The obtained data allows us to conclude that the GGBP/H152C-BADAN mutant form could have limited use as a sensitive element for a glucose biosensor system for the determination of sugar concentrations in biological fluids extracted using transdermal technologies, but cannot be used for direct determination of the glucose concentration in biological fluids. In principle, using point mutagenesis one can try to solve this problem.

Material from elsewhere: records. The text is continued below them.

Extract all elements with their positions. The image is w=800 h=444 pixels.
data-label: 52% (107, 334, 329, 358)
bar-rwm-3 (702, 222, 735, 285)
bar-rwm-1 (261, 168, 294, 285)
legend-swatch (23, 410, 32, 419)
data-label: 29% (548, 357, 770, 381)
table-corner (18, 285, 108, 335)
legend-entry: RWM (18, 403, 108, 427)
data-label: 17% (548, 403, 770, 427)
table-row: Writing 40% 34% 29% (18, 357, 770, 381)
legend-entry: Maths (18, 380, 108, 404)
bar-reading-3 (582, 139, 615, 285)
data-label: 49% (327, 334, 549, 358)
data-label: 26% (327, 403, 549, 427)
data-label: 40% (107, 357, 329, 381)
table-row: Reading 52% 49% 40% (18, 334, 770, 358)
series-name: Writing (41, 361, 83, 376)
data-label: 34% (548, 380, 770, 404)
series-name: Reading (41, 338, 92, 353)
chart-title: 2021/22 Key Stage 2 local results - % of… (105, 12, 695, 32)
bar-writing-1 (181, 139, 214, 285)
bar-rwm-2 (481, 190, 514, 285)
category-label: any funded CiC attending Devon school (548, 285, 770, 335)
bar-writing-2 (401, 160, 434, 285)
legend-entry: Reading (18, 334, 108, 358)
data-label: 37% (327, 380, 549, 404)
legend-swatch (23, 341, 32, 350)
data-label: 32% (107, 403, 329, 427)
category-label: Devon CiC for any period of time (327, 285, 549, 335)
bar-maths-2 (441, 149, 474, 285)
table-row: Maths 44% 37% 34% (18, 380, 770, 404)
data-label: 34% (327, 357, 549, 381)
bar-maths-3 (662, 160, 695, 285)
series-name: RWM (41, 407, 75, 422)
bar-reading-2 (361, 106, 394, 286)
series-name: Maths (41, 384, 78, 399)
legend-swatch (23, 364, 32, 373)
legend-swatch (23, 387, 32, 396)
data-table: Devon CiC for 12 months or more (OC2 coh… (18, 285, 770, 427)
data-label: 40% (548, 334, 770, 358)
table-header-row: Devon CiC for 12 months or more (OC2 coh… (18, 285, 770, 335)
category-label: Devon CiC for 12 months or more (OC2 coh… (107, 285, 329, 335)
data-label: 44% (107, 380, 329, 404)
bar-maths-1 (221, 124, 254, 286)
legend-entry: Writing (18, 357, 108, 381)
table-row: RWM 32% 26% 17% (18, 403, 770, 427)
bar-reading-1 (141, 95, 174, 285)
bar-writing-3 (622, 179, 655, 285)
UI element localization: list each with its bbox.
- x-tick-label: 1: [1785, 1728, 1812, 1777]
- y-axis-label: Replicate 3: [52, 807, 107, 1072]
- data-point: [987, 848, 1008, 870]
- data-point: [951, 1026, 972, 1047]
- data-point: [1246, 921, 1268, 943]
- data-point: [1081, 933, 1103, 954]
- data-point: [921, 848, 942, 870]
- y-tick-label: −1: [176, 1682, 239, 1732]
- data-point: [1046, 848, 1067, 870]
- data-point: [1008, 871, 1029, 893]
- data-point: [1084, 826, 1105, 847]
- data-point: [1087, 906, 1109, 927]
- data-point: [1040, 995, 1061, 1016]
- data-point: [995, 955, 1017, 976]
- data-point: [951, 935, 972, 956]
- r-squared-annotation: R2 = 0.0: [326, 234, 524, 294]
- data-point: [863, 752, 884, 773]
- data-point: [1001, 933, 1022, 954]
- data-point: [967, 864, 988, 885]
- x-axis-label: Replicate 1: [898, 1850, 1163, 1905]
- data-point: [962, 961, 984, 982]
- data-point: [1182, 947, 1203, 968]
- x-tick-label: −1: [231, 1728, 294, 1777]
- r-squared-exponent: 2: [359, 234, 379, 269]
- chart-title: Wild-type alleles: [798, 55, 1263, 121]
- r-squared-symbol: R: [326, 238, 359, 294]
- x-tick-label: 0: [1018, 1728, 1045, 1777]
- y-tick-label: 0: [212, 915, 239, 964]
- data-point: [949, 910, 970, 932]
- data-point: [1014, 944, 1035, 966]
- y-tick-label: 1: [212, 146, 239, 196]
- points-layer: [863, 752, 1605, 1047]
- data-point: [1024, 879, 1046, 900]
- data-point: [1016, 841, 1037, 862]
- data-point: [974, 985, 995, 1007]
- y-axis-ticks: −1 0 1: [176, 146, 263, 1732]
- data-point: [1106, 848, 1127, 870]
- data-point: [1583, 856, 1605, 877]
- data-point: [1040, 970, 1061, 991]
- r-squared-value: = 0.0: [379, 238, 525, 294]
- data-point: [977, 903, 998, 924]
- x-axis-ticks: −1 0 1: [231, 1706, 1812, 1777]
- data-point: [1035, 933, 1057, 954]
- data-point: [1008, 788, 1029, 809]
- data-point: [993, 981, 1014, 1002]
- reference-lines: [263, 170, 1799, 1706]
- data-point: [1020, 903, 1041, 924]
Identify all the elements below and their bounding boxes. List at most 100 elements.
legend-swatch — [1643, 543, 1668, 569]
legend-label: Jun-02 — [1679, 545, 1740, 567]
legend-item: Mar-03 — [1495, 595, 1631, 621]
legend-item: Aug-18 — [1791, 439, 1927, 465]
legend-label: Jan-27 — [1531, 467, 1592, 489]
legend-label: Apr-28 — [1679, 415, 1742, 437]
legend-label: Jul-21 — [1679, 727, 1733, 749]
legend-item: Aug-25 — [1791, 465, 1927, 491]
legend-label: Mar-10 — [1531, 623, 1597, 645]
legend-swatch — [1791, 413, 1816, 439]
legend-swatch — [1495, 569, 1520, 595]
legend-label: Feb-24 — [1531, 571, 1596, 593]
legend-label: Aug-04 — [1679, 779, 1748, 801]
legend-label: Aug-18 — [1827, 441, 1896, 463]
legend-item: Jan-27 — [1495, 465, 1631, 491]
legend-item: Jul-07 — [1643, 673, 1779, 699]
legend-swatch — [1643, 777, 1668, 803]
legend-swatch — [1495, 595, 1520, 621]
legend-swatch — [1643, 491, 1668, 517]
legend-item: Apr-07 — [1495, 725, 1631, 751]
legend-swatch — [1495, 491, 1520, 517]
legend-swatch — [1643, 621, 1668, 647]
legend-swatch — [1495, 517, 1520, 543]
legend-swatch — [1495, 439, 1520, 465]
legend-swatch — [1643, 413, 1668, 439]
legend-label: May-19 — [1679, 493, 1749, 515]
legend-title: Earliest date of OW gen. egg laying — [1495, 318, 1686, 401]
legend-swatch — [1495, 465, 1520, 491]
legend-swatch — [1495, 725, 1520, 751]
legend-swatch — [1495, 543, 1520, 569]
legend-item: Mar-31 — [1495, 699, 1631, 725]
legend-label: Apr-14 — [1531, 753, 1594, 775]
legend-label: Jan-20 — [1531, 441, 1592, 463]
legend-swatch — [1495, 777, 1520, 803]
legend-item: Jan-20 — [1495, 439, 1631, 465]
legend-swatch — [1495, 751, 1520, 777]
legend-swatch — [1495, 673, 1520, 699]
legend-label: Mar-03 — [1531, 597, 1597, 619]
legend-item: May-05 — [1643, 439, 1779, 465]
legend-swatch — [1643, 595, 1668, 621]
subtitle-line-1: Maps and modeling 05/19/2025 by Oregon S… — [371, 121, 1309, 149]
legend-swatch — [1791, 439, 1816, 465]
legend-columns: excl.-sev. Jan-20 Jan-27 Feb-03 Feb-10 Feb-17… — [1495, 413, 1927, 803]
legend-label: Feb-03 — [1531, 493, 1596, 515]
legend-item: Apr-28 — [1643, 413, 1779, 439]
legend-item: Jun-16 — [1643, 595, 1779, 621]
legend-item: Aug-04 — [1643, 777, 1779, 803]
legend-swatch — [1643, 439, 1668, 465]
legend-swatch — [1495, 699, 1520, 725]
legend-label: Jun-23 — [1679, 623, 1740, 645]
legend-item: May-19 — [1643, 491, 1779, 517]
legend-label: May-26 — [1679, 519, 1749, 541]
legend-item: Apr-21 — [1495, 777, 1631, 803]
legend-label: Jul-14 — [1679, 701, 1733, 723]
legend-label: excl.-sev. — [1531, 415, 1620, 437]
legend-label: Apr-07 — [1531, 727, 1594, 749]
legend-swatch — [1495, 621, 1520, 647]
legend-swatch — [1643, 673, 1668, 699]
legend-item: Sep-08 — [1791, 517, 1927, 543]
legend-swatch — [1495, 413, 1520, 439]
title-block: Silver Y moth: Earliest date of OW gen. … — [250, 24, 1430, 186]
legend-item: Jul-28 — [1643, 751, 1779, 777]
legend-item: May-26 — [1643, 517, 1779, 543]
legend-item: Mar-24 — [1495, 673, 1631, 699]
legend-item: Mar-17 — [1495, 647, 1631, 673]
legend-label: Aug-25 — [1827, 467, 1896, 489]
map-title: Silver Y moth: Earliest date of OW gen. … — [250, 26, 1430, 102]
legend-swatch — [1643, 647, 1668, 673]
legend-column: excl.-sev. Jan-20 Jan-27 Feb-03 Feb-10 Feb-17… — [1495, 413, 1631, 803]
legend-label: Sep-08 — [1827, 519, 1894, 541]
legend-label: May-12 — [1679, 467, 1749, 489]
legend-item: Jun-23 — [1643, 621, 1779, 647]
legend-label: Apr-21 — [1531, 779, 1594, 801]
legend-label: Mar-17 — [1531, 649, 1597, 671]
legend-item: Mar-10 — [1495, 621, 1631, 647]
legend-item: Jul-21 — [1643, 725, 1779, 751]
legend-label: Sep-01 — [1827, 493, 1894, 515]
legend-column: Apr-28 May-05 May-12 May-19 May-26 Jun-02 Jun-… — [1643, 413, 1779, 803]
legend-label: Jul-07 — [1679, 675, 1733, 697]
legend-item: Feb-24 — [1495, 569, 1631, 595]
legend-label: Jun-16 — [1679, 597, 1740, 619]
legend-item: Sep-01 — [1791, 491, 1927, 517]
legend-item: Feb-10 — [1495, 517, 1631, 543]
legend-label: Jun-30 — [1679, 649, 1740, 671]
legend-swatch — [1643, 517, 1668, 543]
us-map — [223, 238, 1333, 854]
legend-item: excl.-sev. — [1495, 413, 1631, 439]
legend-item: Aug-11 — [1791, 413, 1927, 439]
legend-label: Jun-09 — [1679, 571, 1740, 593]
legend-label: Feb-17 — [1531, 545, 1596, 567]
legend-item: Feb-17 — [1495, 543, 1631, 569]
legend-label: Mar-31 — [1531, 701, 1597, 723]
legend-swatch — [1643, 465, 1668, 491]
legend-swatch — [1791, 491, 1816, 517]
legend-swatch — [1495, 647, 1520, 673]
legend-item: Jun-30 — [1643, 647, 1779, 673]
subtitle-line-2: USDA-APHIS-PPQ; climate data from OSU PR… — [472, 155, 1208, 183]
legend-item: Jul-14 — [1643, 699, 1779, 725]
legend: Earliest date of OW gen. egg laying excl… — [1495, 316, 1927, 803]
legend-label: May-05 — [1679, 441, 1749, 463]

The desired form should have both three orders of magnitude greater dissociation constant with glucose, but should also preserve a significant difference in the fluorescence intensity of the dye bound to open and closed forms of protein. The mutant form GGBP/H152C/A213R/L238S is one such promising structure (Khan, Saxl & Pickup, 2010).
Experiments on protein denaturation by chemical denaturants such as GdnHCl and urea indicate that GGBP has a relatively low stability. For prolonged continuous glucose monitoring the use of more stable sensitive element is advisable. Sugar-binding proteins from thermophilic bacteria are good candidates for this purpose.